"Video is much better for showing when a piece of fruit reaches the consumer quality threshold."
Tim Cronshaw, Apeel Software Engineer
It's impressive to read about Apeel's experiments that double or even quintuple the shelf life of fruits and vegetables using the natural, plant-based Apeel product. It's jaw-dropping to watch the time-lapse videos.
Typical footage features untreated fruit on one side of the video frame and the fruit treated with Apeel on the other, with the number of days since the start of the test displayed in the center. As the untreated sample shrivels and becomes covered in gray mold, the Apeel-protected side remains visibly fresher longer.
In the string beans video, the untreated produce shrinks and twirls in a dance of decay as the day count ticks upward. The string beans treated with Apeel, meanwhile, appear relatively unchanged and far more appetizing. A common viewer reaction to such dramatic proof of shelf-life extension: "Now that's game-changing."
Apeel's in-house developed time-lapse video system, known internally as the Time Machine, highlights versatility in delaying the onset of spoilage in a range of produce including avocados, bananas, berries, cassava, citrus, mangoes and tomatoes.
But the Time Machine does more than capture raw video. The automated, teachable system also records and analyzes vital data about produce color, texture, size and volume.
"None of the technology is never-before-seen," said Apeel software engineer Tim Cronshaw, "but the result seems to be. The Time Machine is a creative blend of different disciplines that combine to effectively demonstrate the purpose and power of Apeel products."

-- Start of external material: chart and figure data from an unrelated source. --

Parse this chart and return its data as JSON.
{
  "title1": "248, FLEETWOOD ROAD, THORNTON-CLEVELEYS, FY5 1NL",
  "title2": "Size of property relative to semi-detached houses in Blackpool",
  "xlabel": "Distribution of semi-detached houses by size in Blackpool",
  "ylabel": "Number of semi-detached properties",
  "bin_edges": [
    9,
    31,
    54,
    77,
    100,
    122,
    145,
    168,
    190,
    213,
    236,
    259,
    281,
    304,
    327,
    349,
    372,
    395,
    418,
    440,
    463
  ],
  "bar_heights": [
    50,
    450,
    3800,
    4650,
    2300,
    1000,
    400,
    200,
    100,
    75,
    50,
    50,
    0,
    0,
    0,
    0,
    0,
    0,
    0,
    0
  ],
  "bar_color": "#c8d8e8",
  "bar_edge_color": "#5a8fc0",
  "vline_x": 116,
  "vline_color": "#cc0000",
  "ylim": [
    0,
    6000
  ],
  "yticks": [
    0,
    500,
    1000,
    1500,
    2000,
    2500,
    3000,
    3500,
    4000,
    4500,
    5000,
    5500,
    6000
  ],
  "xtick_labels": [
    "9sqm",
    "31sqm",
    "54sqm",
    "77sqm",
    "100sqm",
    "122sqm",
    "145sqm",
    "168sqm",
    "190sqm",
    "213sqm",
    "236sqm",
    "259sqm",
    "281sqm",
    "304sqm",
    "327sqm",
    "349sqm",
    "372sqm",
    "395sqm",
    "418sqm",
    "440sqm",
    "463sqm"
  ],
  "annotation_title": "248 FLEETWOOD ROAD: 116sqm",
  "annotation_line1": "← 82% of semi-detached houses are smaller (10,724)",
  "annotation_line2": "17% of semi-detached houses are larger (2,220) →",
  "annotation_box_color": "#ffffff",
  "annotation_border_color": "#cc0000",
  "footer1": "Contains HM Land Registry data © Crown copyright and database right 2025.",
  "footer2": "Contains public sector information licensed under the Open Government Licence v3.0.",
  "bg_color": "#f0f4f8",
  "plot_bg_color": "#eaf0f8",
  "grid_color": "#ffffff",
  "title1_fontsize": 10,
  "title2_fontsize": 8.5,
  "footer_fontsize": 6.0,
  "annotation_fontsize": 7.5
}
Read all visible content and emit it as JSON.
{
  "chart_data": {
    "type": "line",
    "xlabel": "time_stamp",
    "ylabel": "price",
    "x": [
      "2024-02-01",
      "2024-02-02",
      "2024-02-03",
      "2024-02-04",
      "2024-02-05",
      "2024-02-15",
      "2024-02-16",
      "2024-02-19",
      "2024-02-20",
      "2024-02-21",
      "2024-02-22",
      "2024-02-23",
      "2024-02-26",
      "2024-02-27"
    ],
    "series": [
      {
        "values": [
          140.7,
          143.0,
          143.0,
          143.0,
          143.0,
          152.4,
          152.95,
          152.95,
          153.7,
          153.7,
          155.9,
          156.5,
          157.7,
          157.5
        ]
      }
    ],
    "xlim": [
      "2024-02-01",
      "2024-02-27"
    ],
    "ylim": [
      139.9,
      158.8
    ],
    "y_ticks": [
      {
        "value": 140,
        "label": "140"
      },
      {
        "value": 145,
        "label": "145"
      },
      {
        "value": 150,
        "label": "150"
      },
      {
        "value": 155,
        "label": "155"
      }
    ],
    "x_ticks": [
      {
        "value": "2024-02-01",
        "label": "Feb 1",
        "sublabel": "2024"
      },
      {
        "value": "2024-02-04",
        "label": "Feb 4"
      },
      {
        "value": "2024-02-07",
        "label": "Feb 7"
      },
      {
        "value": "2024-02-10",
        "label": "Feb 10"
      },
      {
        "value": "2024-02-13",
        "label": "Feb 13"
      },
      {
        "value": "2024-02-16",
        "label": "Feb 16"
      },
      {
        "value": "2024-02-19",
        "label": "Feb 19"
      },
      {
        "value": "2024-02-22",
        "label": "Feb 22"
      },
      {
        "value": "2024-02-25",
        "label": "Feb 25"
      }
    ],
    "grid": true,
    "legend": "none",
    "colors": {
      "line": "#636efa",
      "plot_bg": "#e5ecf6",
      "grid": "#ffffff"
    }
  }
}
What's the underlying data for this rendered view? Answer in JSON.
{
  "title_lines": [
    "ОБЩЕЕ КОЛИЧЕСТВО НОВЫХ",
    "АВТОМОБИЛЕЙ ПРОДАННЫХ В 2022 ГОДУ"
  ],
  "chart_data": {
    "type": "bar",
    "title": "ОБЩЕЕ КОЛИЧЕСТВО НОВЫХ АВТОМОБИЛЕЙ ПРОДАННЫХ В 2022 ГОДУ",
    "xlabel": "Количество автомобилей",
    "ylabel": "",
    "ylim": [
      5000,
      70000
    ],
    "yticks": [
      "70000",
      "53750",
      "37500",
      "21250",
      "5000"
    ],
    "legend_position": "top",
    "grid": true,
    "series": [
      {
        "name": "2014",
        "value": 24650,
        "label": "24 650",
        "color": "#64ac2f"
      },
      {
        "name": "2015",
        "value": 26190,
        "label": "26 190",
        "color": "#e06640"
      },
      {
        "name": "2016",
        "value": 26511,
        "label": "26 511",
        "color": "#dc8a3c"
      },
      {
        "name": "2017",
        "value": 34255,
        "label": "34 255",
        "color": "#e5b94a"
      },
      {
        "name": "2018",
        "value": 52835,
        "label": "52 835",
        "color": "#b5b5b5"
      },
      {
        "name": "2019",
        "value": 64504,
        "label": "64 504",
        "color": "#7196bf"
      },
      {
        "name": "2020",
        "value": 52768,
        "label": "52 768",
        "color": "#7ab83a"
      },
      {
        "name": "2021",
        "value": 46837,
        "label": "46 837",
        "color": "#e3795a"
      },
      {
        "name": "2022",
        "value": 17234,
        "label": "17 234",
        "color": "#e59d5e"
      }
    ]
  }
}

It took about six months to design and build Apeel's Time Machine, and another six months to fine-tune its operation. Cronshaw noted that a faster approach would have been simply to use still photos to compare fruit samples at the beginning and end of a study, but key information about trends in color loss and volume loss would have been missed.
"Video is much better for showing when a piece of fruit reaches the consumer quality threshold," he said, referring to the point at which shoppers consider produce to be no longer fresh and worth buying. "A video might show untreated fruit crossing the consumer quality threshold on Day 10, for example, but treated fruit not crossing that threshold until Day 20."
Time Machine hardware consists of a camera mounted on a track above a rack that holds produce samples, a stepper motor that slides the camera between samples and several Raspberry Pi mini-computers that control the camera and store images. Running on a server computer, a "computational pipeline" then pulls images from the Raspberry Pis in order to produce analytical reports and post-process the images into finalized videos.
TensorFlow, Google's open-source software for machine learning, empowers an especially promising type of image analysis. As Apeel technicians continue to mark thousands of individual images as either acceptable or unacceptable examples of color and other produce traits, the Time Machine is teaching itself to recognize new images as being inside or outside of quality parameters.
The system also uses a volume analysis formula to estimate the decrease in a sample as it loses moisture content. "We're able to translate video pixels to real-life scale," said Cronshaw, adding that Time Machine volume estimates have been validated using the physical method of water displacement. The Time Machine might be adapted in the future to quantify plant growth, he added, or even deployed in the field to analyze fruits and vegetables prior to harvest.
The Time Machine showcases the innovative technical talent pool at Apeel. "None of us were experts in photography, image processing or machine learning in the beginning," Cronshaw recalled. "But we are now. It speaks to the incredible potential of everyone here, and to one of our core values: no job is too big or too small. People from all over the company would lean over and help out with a piece of the project."
One step in the time-lapse video system still needs to be performed manually. After placing a fruit or vegetable sample on the rack, the operator must initialize the experiment by manually selecting the specific Apeel formula being tested. The machine cannot detect Apeel because it's invisible as well as tasteless and edible.
Defining terms like fresh, ripe, peak color, shelf life and consumer quality threshold also remains an imprecise and subjective exercise. But anyone who has watched an Apeel time-lapse video would much rather dine on the Apeel side of the screen.
Tim Cronshaw marks precise locations for the camera to shoot.
A partially transparent hood optimizes the light for each kind of fruit.
The most similar fruits are isolated from a group, then randomly selected for the Apeel side or the untreated side.